# b14 fog lights



## DjSpeed247 (Apr 13, 2009)

whats up ever body is it possable to wire your fog lights so they stay on when you put your brihts on


----------



## mattdc_07 (Aug 3, 2008)

yes there is, you have 2 options in doing this...
1. would be to rewire the fog lights completely
2. would be to find the pink and blue wire coming from the factory relay and either wire it to a switch or to the park light.

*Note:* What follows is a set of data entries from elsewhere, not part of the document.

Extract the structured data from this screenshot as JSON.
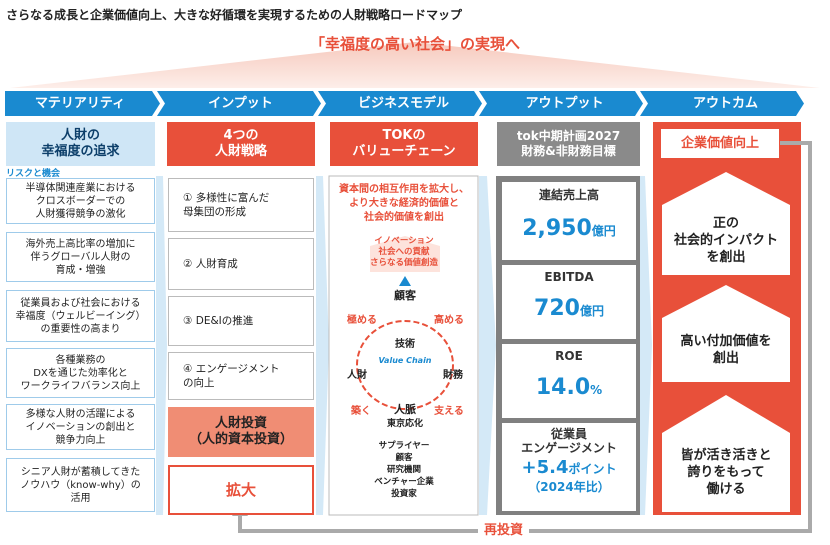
{
  "title": "さらなる成長と企業価値向上、大きな好循環を実現するための人財戦略ロードマップ",
  "headline": "「幸福度の高い社会」の実現へ",
  "headers": [
    "マテリアリティ",
    "インプット",
    "ビジネスモデル",
    "アウトプット",
    "アウトカム"
  ],
  "materiality": {
    "heading": "人財の\n幸福度の追求",
    "label": "リスクと機会",
    "items": [
      "半導体関連産業における\nクロスボーダーでの\n人財獲得競争の激化",
      "海外売上高比率の増加に\n伴うグローバル人財の\n育成・増強",
      "従業員および社会における\n幸福度（ウェルビーイング）\nの重要性の高まり",
      "各種業務の\nDXを通じた効率化と\nワークライフバランス向上",
      "多様な人財の活躍による\nイノベーションの創出と\n競争力向上",
      "シニア人財が蓄積してきた\nノウハウ（know-why）の\n活用"
    ]
  },
  "input": {
    "heading": "4つの\n人財戦略",
    "items": [
      "① 多様性に富んだ\n母集団の形成",
      "② 人財育成",
      "③ DE&Iの推進",
      "④ エンゲージメント\nの向上"
    ],
    "investment": "人財投資\n（人的資本投資）",
    "expand": "拡大"
  },
  "business_model": {
    "heading": "TOKの\nバリューチェーン",
    "description": "資本間の相互作用を拡大し、\nより大きな経済的価値と\n社会的価値を創出",
    "goal": "イノベーション\n社会への貢献\nさらなる価値創造",
    "center": "Value Chain",
    "nodes": [
      "顧客",
      "技術",
      "財務",
      "人財",
      "人脈",
      "東京応化"
    ],
    "actions": [
      "極める",
      "高める",
      "支える",
      "築く"
    ],
    "partners": [
      "サプライヤー",
      "顧客",
      "研究機関",
      "ベンチャー企業",
      "投資家"
    ]
  },
  "output": {
    "heading": "tok中期計画2027\n財務&非財務目標",
    "metrics": [
      {
        "label": "連結売上高",
        "value": "2,950",
        "unit": "億円"
      },
      {
        "label": "EBITDA",
        "value": "720",
        "unit": "億円"
      },
      {
        "label": "ROE",
        "value": "14.0",
        "unit": "%"
      },
      {
        "label": "従業員\nエンゲージメント",
        "value": "+5.4",
        "unit": "ポイント",
        "note": "（2024年比）"
      }
    ]
  },
  "outcome": {
    "top": "企業価値向上",
    "steps": [
      "正の\n社会的インパクト\nを創出",
      "高い付加価値を\n創出",
      "皆が活き活きと\n誇りをもって\n働ける"
    ]
  },
  "reinvest": "再投資"
}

And there are also a couple of things you also may want to know, first off being that in some states fog lights are not legal to run unless it is foggy outside, and what ever you run that wire to, any time that wire receives power the fog lights will come on.


----------



## DjSpeed247 (Apr 13, 2009)

cool man have you done this your self


----------



## mattdc_07 (Aug 3, 2008)

well in a way, I put foglights on my car that came factory with no fog lights, and I also have a haynes manual that has the wiring diagram in it.
But in my opion your easyest way would be to wire into the factory harness and run the power to a park light, much simpiler and I like to just have foglights on sometimes(looks cool).
And another thing there is a piece of sheet medal in the foglight covering the bulb, if you cut that peice of medal off the fog lights are 3 times as bright


----------



## azkicker0027 (May 31, 2002)

mattdc_07 said:


> well in a way, I put foglights on my car that came factory with no fog lights, and I also have a haynes manual that has the wiring diagram in it.
> But in my opion your easyest way would be to wire into the factory harness and run the power to a park light, much simpiler and I like to just have foglights on sometimes(looks cool).
> And another thing there is a piece of sheet medal in the foglight covering the bulb, if you cut that peice of medal off the fog lights are 3 times as bright


i highly agree with using the park light signal for switching on the fog.
i also did that shield delete and it scatters the light more. the drawback though is added glare to oncoming traffic and aligning the foglamp level is a bit more tedious since that "shadow line" is gone.


----------



## mattdc_07 (Aug 3, 2008)

What I had to do about adjusting the lights is take the top bolt out and put a washer between the mount bracket and the fog light and it works perfectly.
And my lights still have the shadow line though.


----------